Mr. Lighthizer's demands included revamping dispute-settlement provisions, certain to affect the binational trade panels of Chapter 19, which the United States wants to eliminate but Canada has sworn to preserve at all costs; getting more market access for U.S. agricultural products; slashing the trade deficit; and battling currency manipulation, which the United States says makes foreign goods cheaper than U.S. ones.
Both Ms. Freeland and Mr. Guajardo said they were open to negotiating the rules of origin – but rejected a U.S. content requirement.
"Canada is not in favour of specific national content in rules of origin," she told reporters on the terrace of the Canadian embassy at the end of the negotiating day, which had included a further private trilateral meeting with Mr. Lighthtizer and Mr. Guajardo. "It's going to be very important ... to take great care in any changes to ensure they don't disrupt supply chains."
Mr. Guajardo said at a news conference at the Mexican embassy that the "rigidity" of a U.S. content requirement is "not good for U.S. companies, it's not good for Mexican companies."
Such a move would severely disrupt the integrated network of the auto industry. Vehicles and parts are made in all three countries and shipped among them duty-free.

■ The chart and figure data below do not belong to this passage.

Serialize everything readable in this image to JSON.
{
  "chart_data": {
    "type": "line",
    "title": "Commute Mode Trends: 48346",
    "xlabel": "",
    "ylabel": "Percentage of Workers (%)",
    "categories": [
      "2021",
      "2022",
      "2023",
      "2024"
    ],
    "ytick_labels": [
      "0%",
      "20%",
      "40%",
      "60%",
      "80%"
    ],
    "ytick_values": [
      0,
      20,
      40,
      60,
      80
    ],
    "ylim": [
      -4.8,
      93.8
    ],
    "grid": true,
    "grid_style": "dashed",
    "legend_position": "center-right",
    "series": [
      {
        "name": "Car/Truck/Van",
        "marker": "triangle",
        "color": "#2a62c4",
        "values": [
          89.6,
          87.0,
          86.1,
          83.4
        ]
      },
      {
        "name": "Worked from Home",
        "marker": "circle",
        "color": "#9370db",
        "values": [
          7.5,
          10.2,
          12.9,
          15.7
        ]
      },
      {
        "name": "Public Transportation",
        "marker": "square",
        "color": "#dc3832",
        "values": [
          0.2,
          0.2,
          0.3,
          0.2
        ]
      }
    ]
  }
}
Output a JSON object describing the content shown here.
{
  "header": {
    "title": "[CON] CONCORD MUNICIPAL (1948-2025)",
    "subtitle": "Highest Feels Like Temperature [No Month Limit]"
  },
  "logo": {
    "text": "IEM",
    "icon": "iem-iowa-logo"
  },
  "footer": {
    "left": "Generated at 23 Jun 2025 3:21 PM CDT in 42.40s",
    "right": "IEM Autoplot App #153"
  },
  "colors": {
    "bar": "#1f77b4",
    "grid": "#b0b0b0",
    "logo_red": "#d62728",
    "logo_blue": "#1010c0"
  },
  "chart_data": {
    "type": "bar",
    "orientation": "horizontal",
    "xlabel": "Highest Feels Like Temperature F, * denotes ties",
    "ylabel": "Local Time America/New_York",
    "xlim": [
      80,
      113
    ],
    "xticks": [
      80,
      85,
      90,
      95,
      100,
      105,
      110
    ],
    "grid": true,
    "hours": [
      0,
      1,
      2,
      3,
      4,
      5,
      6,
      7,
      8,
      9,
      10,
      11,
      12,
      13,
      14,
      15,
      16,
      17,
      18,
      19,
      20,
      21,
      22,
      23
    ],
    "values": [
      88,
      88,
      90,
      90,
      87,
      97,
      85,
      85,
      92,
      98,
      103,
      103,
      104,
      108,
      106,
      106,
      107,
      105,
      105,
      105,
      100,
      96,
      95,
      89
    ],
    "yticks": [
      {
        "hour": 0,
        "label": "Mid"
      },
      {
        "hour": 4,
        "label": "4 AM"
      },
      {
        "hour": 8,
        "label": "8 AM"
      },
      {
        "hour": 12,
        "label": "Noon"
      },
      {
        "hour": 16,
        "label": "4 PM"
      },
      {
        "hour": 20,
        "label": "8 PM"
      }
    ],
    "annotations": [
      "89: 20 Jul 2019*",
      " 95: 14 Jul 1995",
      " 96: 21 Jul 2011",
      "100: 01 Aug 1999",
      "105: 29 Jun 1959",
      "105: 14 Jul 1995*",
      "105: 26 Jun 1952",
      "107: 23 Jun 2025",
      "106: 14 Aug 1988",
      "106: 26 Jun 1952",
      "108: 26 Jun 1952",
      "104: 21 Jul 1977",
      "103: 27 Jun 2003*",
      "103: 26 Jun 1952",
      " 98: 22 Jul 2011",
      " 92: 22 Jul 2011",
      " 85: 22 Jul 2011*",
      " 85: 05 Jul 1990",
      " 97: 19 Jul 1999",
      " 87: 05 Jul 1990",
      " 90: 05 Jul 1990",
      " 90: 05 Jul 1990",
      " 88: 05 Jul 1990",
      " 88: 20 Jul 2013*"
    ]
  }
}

"It goes against the way the deal has been operating for 23 years, where there has been uniform regulations across the three countries," said David Worts, executive director of the Japan Automobile Manufacturers Association of Canada, which urges maintaining the rules of origin at 62.5 per cent and having no country-specific level of content. "That has supported the development of supply chains and the nature of the industry."
NAFTA has led to a system where parts that are labour-intensive, such as wiring harnesses and fabrics for seats, are made in Mexico and shipped to assembly plants or seating plants in the United States and Canada.
Mr. Trump's alarm stems from Mexico's growth as an automotive powerhouse. Before NAFTA, Mexico produced 1.1 million vehicles annually or about 8 per cent of the vehicles made in North America. By last year, that had risen to 4 million or 21 per cent.
Flavio Volpe, president of the Automotive Parts Manufacturers' Association, expressed hope that Mr. Lighthizer's demand was only an opening gambit and would be bargained down.
"I understand that's the objective – to raise some of the U.S. activity in the supply sector – so I wasn't surprised to hear it," Mr. Volpe said on the sidelines of the speech. "I think, maybe, at the final draft, we'll see other ways to get there."
Ms. Freeland took a similar tack, and tried to brush off suggestions that Mr. Lighthizer's harsh words portend badly for the future of the trade zone.
"We know that trade negotiations, although they can sometimes seem soporific in the details, can include moments of excitement," she said. "We're prepared for moments of rhetoric."